The wood processing industry faces a problem few other industries know to the same degree. Sawmills, drying kilns and forestry operations work where the timber is — deep in forest complexes, mountainous areas and rural regions far from a stable power grid. Often there is no grid at all, or connecting to it is so expensive and slow that it isn’t really an option. For generations the answer has been the same: a diesel generator
Two kinds of pressure, one source
Wood processing is among the most energy-intensive industrial sectors. Industrial drying kilns run continuously, with a stable and high load. Conveyor belts, sanding and sawing machines require constant power throughout the working day. A seasonal field operation for logging and timber transport has parallel needs of its own — worker accommodation, office space, sanitary facilities, tool charging.

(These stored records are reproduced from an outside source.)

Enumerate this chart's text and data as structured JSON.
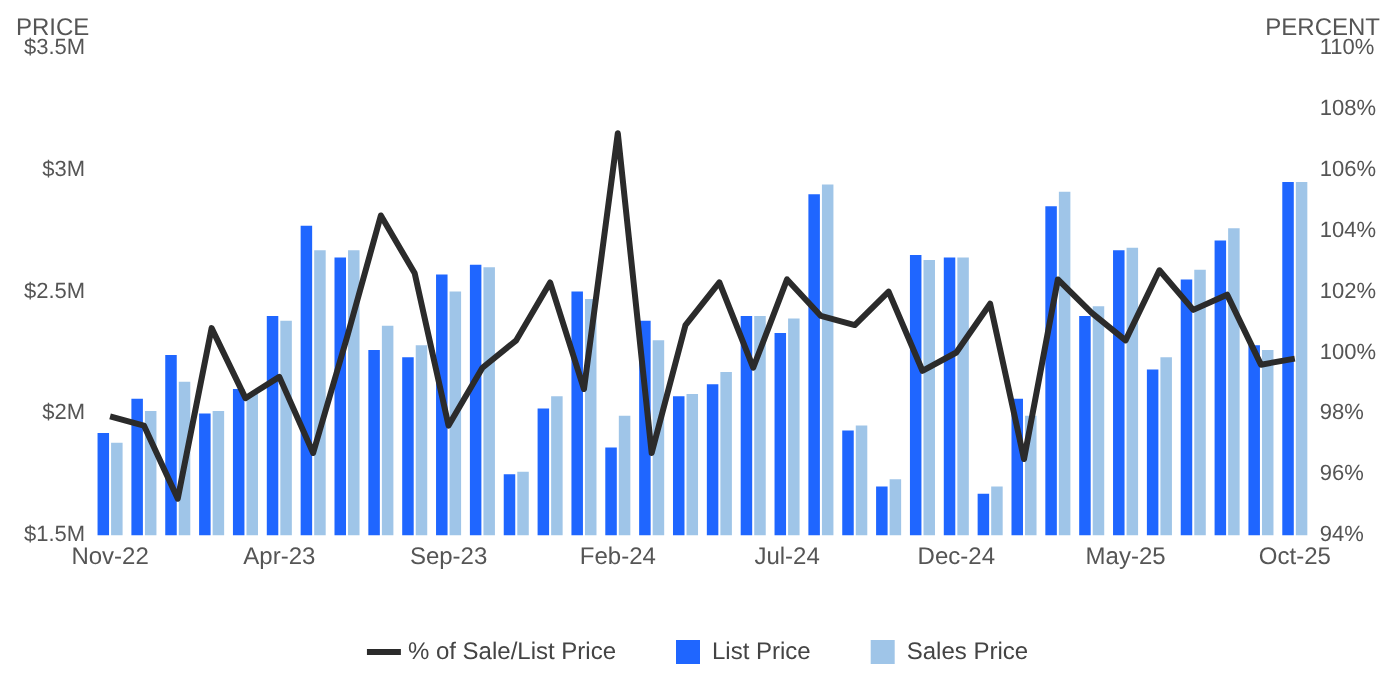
{
  "chart_data": {
    "type": "bar",
    "ylabel": "PRICE",
    "y2label": "PERCENT",
    "categories": [
      "Nov-22",
      null,
      null,
      null,
      null,
      "Apr-23",
      null,
      null,
      null,
      null,
      "Sep-23",
      null,
      null,
      null,
      null,
      "Feb-24",
      null,
      null,
      null,
      null,
      "Jul-24",
      null,
      null,
      null,
      null,
      "Dec-24",
      null,
      null,
      null,
      null,
      "May-25",
      null,
      null,
      null,
      null,
      "Oct-25"
    ],
    "series": [
      {
        "name": "% of Sale/List Price",
        "type": "line",
        "axis": "y2",
        "color": "#2b2b2b",
        "values": [
          97.9,
          97.6,
          95.2,
          100.8,
          98.5,
          99.2,
          96.7,
          100.5,
          104.5,
          102.6,
          97.6,
          99.5,
          100.4,
          102.3,
          98.8,
          107.2,
          96.7,
          100.9,
          102.3,
          99.5,
          102.4,
          101.2,
          100.9,
          102.0,
          99.4,
          100.0,
          101.6,
          96.5,
          102.4,
          101.3,
          100.4,
          102.7,
          101.4,
          101.9,
          99.6,
          99.8
        ]
      },
      {
        "name": "List Price",
        "color": "#1f66ff",
        "values": [
          1920000,
          2060000,
          2240000,
          2000000,
          2100000,
          2400000,
          2770000,
          2640000,
          2260000,
          2230000,
          2570000,
          2610000,
          1750000,
          2020000,
          2500000,
          1860000,
          2380000,
          2070000,
          2120000,
          2400000,
          2330000,
          2900000,
          1930000,
          1700000,
          2650000,
          2640000,
          1670000,
          2060000,
          2850000,
          2400000,
          2670000,
          2180000,
          2550000,
          2710000,
          2280000,
          2950000
        ]
      },
      {
        "name": "Sales Price",
        "color": "#9fc5e8",
        "values": [
          1880000,
          2010000,
          2130000,
          2010000,
          2080000,
          2380000,
          2670000,
          2670000,
          2360000,
          2280000,
          2500000,
          2600000,
          1760000,
          2070000,
          2470000,
          1990000,
          2300000,
          2080000,
          2170000,
          2400000,
          2390000,
          2940000,
          1950000,
          1730000,
          2630000,
          2640000,
          1700000,
          1990000,
          2910000,
          2440000,
          2680000,
          2230000,
          2590000,
          2760000,
          2260000,
          2950000
        ]
      }
    ],
    "ylim": [
      1500000,
      3500000
    ],
    "yticks": [
      {
        "value": 1500000,
        "label": "$1.5M"
      },
      {
        "value": 2000000,
        "label": "$2M"
      },
      {
        "value": 2500000,
        "label": "$2.5M"
      },
      {
        "value": 3000000,
        "label": "$3M"
      },
      {
        "value": 3500000,
        "label": "$3.5M"
      }
    ],
    "y2lim": [
      94,
      110
    ],
    "y2ticks": [
      {
        "value": 94,
        "label": "94%"
      },
      {
        "value": 96,
        "label": "96%"
      },
      {
        "value": 98,
        "label": "98%"
      },
      {
        "value": 100,
        "label": "100%"
      },
      {
        "value": 102,
        "label": "102%"
      },
      {
        "value": 104,
        "label": "104%"
      },
      {
        "value": 106,
        "label": "106%"
      },
      {
        "value": 108,
        "label": "108%"
      },
      {
        "value": 110,
        "label": "110%"
      }
    ],
    "grid": false,
    "legend": "bottom",
    "marker": "none",
    "line_style": "solid"
  }
}
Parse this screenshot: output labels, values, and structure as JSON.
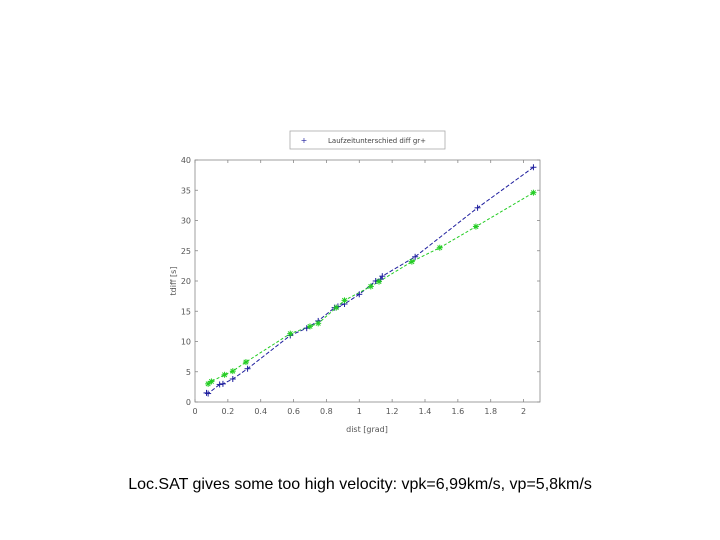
{
  "caption": "Loc.SAT gives some too high velocity: vpk=6,99km/s, vp=5,8km/s",
  "chart_data": {
    "type": "line",
    "xlabel": "dist [grad]",
    "ylabel": "tdiff [s]",
    "xlim": [
      0,
      2.1
    ],
    "ylim": [
      0,
      40
    ],
    "xticks": [
      0,
      0.2,
      0.4,
      0.6,
      0.8,
      1,
      1.2,
      1.4,
      1.6,
      1.8,
      2
    ],
    "xtick_labels": [
      "0",
      "0.2",
      "0.4",
      "0.6",
      "0.8",
      "1",
      "1.2",
      "1.4",
      "1.6",
      "1.8",
      "2"
    ],
    "yticks": [
      0,
      5,
      10,
      15,
      20,
      25,
      30,
      35,
      40
    ],
    "ytick_labels": [
      "0",
      "5",
      "10",
      "15",
      "20",
      "25",
      "30",
      "35",
      "40"
    ],
    "grid": false,
    "legend_position": "top",
    "series": [
      {
        "name": "Laufzeitunterschied diff gr+",
        "color": "#1f1f9e",
        "marker": "+",
        "x": [
          0.07,
          0.08,
          0.15,
          0.17,
          0.23,
          0.32,
          0.58,
          0.68,
          0.75,
          0.85,
          0.87,
          0.91,
          1.0,
          1.1,
          1.13,
          1.14,
          1.34,
          1.72,
          2.06
        ],
        "y": [
          1.5,
          1.4,
          2.9,
          3.0,
          3.8,
          5.5,
          11.0,
          12.2,
          13.4,
          15.6,
          15.8,
          16.2,
          17.8,
          20.0,
          20.3,
          20.8,
          24.0,
          32.1,
          38.8
        ]
      },
      {
        "name": "",
        "color": "#22cc22",
        "marker": "*",
        "x": [
          0.08,
          0.1,
          0.18,
          0.23,
          0.31,
          0.58,
          0.7,
          0.75,
          0.86,
          0.91,
          1.07,
          1.12,
          1.32,
          1.49,
          1.71,
          2.06
        ],
        "y": [
          3.0,
          3.4,
          4.5,
          5.1,
          6.6,
          11.3,
          12.5,
          13.0,
          15.6,
          16.8,
          19.1,
          19.9,
          23.2,
          25.5,
          29.0,
          34.6
        ]
      }
    ]
  }
}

Diesel covers all of that, but at a premium. Per kilowatt-hour, a generator costs three to five times more than a solar system with battery storage once you add fuel, service, downtime and supply logistics. A grid connection, where it is even possible, easily exceeds several hundred thousand euros and takes months. And the pressure from the other side keeps rising — EU customers, banks and foreign partners increasingly ask for proof of low emissions as a precondition for working together.
A system that moves with the business
A modular solar system with battery storage changes the math. The system is installed on a site with no grid connection — it collects energy during the day, stores it in batteries and delivers it to the load 24 hours a day. Smart energy management balances production, storage and consumption automatically, without constant supervision.
A standard container format means the system is transported like any other container and installed in just a few days. When a seasonal operation ends and the work moves twenty kilometers down the road, the system moves with it. The investment isn’t tied to one location — it’s tied to the company and the rhythm of its projects.
Which operations benefit most from this
Industrial drying kilns get the clearest value — their consumption is predictable and constant, and it happens mostly during daylight hours when solar delivers the most. The same applies to sawmills with stable daily production, where this kind of system can cover peak consumption and drastically reduce reliance on diesel or expensive tariff periods.
Mobile primary timber processing units, which are increasingly set up directly at the cutting site, gain the ability to operate from day one — without waiting on a grid connection and without depending on fuel deliveries. Forestry operations with field camps use the same principle for worker accommodation, the foreman’s office and sanitary facilities. Existing sawmills with an unstable grid use the same system as an automatic backup — it takes over the power supply in case of an outage without manual intervention and without interrupting production.

Decades, not years
The most common mistake when evaluating this kind of solution is looking only at the initial system cost. The right view is the total cost of ownership across 25 to 30 years of operation — what energy actually costs you over all that time, with every season, every breakdown and every fuel price hike. In that projection, a solar system with batteries isn’t expensive. Diesel is.
There is also a second layer of value that can no longer be ignored. Banks financing expansion, funds taking equity positions and customers signing long-term offtake agreements all ask for proof of low emissions. Solar power is part of that documentation from day one — not something added at the last minute before the contract is signed.